BAŞKAN – Oylama için bir dakika süre veriyorum ve oylama işlemini başlatıyorum.

(Elektronik cihazla oylama yapıldı)

BAŞKAN – Sayın milletvekilleri, 293 sıra sayılı Kanun Teklifi’nin açık oylama sonucu:

“Kullanılan oy sayısı                          :        289

Kabul                                                  :       289  (X)

                            Kâtip Üye                                           Kâtip Üye

                      Mustafa Açıkgöz                                 Şeyhmus Dinçel

                             Nevşehir                                              Mardin”

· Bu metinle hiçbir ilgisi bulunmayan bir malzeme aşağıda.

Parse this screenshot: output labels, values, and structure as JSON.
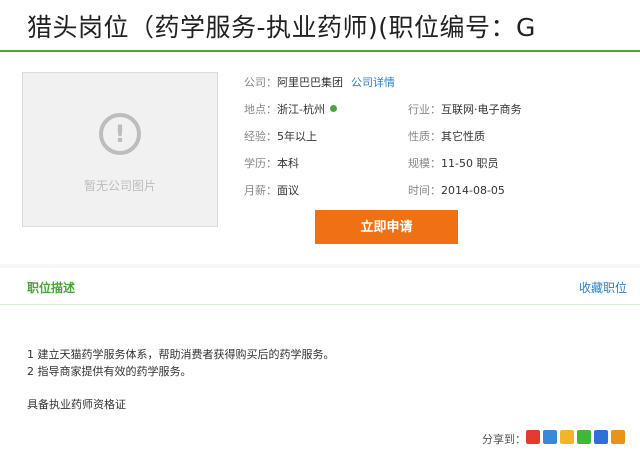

Teklif kabul edilmiş ve kanunlaşmıştır.

294 sıra sayılı Kanun Teklifi’nin açık oylamasına başlıyoruz.

2.- Tekirdağ Milletvekili Mustafa Şentop’un Türkiye Cumhuriyeti Hükümeti ile Ukrayna Bakanlar Kurulu Arasında Ulusal Sürücü Belgelerinin Karşılıklı Tanınması ve Değişimine İlişkin Anlaşmanın Onaylanmasının Uygun Bulunduğuna Dair Kanun Teklifi (2/3142) ve Dışişleri Komisyonu Raporu (S. Sayısı: 294) (Devam)

BAŞKAN - Oylama için bir dakika süre veriyorum ve oylama işlemini başlatıyorum.

(Elektronik cihazla oylama yapıldı)

BAŞKAN – Sayın milletvekilleri, 294 sıra sayılı Kanun Teklifi’nin açık oylama sonucu:

“Kullanılan oy sayısı                          :        290

Kabul                                                  :       290  (X)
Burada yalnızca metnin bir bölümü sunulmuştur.